I found myself and my three kids in a very smelly bathroom that only had two stalls. (It is ok you can go ahead and snicker. . . I know you are laughing at me)
When we first walked in the bathroom E dashed into the first stall and L tried to take the second. I told L that her brother was the one who said he had to go and he might have an accident. So after a few minutes that looked like a Chinese fire drill – bathroom style – J was in the bathroom stall.
I sighed. We made it! Now to get out of here so we don't miss being called for the x-ray. It was only a finger, but we had already waited 20 minutes.
J screamed interrupting my seconds long reverie. Apparently he wanted to stand, but the toilet was taller than him. Once I finally wrestled him onto the toilet seat, he cried because the bathroom smelled bad. Despite his continued screams he finished his business.
As I attempted to wash J's hands, L stepped into the bathroom stall and could not get the door to lock. So I stood on my right foot holding the door shut with my left foot. In that position, I washed my boy's hands with one hand and held my i-Pad with the other.
At some point E came out of the first stall to wash her hands. I had to put my foot down so she could get to a sink. When I put my foot down the stall swung open enraging L. In the melee my i-Pad fell to the floor with a crash. As I pick it up off the floor, L starts gagging and crying about the smell.
Somehow we made it out of the bathroom in one piece and with a functioning i-Pad.
As we sat back down in the waiting room, my heart fluttered and my nerves felt frayed. I thought that getting the X-ray done would calm me, but it didn't. I drove away with hands clinched to the steering wheel and stress oozing out of every pore.

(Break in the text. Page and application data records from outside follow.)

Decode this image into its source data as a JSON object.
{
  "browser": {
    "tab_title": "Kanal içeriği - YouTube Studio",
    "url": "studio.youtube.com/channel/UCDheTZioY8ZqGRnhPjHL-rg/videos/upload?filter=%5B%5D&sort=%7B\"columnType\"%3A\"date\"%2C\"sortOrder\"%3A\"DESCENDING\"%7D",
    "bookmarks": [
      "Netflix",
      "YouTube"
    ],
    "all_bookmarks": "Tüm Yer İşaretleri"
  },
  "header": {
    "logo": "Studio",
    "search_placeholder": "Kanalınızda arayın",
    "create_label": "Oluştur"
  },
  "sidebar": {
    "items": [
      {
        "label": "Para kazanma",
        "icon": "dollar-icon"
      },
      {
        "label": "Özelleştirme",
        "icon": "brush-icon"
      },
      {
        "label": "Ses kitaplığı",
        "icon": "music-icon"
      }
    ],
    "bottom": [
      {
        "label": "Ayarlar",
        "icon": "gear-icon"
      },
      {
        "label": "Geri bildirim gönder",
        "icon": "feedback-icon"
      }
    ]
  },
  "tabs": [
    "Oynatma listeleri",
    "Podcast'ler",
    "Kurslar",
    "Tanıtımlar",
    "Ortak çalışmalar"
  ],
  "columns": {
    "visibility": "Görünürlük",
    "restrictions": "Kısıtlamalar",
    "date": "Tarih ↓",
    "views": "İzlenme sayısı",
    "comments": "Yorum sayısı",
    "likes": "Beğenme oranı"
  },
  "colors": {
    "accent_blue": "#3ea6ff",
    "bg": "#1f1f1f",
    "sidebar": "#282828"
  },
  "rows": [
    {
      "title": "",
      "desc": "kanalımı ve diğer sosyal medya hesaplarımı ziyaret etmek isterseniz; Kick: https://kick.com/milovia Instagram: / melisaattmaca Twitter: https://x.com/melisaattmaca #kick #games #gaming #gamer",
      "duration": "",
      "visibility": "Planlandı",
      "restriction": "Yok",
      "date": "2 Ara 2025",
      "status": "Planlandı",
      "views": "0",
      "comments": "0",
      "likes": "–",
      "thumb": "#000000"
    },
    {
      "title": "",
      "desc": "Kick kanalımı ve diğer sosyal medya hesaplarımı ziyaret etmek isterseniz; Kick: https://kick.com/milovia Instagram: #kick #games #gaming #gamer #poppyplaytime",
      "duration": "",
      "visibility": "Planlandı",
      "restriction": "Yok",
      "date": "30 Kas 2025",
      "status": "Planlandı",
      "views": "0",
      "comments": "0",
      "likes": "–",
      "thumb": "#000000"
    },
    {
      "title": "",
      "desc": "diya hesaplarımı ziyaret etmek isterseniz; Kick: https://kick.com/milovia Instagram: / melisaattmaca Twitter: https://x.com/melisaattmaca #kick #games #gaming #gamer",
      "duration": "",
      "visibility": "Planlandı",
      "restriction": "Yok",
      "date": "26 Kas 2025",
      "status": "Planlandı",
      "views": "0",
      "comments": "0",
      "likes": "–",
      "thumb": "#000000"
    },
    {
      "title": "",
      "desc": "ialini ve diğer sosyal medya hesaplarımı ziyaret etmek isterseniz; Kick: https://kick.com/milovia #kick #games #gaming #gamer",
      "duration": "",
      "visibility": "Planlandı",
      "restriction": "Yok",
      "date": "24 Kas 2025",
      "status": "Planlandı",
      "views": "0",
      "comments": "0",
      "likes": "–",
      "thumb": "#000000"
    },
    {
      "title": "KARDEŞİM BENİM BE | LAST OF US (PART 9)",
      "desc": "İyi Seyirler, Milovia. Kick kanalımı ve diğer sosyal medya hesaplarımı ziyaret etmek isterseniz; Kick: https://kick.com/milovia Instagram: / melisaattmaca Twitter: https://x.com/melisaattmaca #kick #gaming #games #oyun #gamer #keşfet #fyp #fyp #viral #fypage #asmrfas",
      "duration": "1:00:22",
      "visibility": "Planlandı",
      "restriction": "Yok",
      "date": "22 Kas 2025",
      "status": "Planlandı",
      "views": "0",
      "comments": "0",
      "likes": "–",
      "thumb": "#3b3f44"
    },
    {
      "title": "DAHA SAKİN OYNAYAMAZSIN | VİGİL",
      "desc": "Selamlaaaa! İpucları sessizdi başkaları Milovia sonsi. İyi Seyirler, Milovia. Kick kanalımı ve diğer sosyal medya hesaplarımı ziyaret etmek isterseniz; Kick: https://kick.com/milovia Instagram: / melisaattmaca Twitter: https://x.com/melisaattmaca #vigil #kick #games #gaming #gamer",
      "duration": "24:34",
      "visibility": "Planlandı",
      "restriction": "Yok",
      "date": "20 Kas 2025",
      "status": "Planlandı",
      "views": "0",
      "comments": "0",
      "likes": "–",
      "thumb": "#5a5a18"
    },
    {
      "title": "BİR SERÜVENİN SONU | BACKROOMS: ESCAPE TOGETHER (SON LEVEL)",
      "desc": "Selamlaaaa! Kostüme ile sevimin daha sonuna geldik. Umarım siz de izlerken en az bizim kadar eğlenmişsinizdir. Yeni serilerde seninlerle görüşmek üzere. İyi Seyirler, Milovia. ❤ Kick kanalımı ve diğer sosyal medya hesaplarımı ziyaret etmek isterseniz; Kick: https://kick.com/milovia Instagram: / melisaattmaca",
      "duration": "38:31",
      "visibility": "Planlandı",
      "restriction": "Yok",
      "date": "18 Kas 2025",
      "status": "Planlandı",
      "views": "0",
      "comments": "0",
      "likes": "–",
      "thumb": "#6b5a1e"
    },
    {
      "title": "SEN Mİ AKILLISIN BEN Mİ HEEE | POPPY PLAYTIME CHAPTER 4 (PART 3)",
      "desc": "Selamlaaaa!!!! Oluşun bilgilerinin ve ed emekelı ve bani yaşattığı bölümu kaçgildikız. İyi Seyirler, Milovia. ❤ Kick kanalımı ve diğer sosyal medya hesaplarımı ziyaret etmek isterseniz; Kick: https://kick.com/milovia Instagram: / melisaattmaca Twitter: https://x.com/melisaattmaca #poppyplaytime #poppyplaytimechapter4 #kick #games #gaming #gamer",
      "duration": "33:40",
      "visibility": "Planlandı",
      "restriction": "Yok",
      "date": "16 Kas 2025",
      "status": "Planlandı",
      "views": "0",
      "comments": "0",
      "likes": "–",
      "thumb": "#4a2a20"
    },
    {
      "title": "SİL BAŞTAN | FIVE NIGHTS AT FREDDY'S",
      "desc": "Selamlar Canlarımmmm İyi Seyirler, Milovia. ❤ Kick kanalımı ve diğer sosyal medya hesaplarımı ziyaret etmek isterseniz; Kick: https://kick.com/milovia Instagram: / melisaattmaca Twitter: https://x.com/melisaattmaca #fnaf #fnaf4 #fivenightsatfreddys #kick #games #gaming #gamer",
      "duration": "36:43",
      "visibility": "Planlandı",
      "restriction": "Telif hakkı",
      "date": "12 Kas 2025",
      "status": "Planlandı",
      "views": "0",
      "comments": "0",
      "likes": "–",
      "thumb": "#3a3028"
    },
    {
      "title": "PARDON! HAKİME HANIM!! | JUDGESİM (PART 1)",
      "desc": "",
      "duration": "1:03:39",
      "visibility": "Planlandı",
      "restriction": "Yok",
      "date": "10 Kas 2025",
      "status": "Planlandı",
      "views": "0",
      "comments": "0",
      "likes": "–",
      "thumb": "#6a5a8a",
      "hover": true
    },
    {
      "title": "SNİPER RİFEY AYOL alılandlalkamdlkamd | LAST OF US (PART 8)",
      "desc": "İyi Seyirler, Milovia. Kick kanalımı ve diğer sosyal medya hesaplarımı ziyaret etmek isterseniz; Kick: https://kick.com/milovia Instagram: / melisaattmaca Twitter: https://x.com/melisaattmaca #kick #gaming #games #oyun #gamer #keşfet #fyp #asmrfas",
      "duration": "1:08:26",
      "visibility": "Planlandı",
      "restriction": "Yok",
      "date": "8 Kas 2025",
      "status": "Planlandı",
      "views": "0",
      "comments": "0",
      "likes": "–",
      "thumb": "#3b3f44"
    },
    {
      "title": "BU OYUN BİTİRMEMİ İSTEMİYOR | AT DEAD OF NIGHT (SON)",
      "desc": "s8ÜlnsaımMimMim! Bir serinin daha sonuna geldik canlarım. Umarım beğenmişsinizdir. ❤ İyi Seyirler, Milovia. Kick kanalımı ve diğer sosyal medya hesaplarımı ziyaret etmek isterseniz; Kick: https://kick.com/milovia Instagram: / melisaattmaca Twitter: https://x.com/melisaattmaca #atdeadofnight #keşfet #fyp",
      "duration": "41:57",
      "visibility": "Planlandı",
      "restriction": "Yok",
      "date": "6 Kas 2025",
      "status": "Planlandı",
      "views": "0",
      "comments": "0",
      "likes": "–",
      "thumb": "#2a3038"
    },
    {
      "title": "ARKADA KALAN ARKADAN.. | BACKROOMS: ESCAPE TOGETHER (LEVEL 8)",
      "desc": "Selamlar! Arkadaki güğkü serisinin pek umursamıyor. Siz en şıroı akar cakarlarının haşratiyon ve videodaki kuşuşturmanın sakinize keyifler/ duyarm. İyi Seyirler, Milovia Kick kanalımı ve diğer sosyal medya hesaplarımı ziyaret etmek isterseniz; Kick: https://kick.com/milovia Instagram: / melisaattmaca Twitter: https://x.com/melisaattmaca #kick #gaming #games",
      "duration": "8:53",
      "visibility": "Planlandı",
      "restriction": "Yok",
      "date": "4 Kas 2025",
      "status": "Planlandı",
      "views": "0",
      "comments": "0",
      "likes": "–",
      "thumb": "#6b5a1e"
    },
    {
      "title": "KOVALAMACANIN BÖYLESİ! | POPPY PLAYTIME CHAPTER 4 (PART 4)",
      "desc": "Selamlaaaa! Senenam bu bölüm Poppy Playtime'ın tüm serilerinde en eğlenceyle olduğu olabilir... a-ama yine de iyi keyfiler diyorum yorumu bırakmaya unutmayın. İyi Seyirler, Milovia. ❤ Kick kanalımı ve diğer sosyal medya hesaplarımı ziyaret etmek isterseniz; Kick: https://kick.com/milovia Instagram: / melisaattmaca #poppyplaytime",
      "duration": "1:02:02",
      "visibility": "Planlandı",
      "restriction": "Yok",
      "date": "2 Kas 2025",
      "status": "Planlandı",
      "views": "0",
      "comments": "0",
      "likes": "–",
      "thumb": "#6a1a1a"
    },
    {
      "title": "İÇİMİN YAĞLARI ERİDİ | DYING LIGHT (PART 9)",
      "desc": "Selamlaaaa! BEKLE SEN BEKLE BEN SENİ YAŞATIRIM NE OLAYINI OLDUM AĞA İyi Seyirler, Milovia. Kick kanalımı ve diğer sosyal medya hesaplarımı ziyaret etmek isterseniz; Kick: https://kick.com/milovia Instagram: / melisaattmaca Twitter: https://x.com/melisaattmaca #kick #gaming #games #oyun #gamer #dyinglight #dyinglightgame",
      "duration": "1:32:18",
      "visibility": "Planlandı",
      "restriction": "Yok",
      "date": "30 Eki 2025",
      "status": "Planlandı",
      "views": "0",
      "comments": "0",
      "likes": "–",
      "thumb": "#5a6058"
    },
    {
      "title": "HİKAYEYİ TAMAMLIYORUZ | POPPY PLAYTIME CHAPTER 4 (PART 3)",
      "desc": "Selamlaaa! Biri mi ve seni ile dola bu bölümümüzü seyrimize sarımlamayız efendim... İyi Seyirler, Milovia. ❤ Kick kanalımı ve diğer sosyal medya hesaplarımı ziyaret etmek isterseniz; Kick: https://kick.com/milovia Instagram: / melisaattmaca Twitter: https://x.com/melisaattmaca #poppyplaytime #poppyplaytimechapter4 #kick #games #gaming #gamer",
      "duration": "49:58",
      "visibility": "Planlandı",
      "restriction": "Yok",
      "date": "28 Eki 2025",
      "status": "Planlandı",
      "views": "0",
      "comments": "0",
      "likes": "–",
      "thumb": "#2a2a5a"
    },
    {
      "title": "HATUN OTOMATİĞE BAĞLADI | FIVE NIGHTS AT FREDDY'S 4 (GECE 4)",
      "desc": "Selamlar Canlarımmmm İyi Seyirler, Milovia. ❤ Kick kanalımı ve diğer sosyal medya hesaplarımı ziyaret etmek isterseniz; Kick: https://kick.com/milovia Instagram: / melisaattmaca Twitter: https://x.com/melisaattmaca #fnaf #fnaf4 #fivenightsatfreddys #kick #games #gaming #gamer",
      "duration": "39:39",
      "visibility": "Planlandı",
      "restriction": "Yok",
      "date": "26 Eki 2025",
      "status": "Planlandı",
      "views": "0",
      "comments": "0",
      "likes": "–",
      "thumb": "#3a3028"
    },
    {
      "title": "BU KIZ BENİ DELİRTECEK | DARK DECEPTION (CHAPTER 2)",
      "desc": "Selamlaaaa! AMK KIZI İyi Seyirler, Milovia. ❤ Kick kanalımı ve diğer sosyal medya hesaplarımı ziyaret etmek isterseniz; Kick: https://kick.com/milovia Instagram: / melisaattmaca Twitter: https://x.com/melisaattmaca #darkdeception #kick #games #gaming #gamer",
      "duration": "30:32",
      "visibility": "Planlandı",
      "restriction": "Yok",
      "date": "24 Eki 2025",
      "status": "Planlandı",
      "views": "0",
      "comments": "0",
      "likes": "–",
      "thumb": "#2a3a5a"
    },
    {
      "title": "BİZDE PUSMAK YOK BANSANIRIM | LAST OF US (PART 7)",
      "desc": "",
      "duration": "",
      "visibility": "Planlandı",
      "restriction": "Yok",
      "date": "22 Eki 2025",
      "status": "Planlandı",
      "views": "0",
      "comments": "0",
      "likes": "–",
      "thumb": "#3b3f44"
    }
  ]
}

Somehow I thought if things went the way I wanted I would be ok. Certainly life is easier when it goes my way – when a visit to the bathroom is not eventful and waits are not long. But my hope is not my circumstances, my hope is in the God who works all circumstances out for my good.
I wish I could say I figured this out right away. Instead I let stress hang about me and got cranky. My words prickled and stung. It is only in the light of day God gave me this perspective.
Has God used the light of day to help you see something about a circumstance or your behavior? Do you want to share?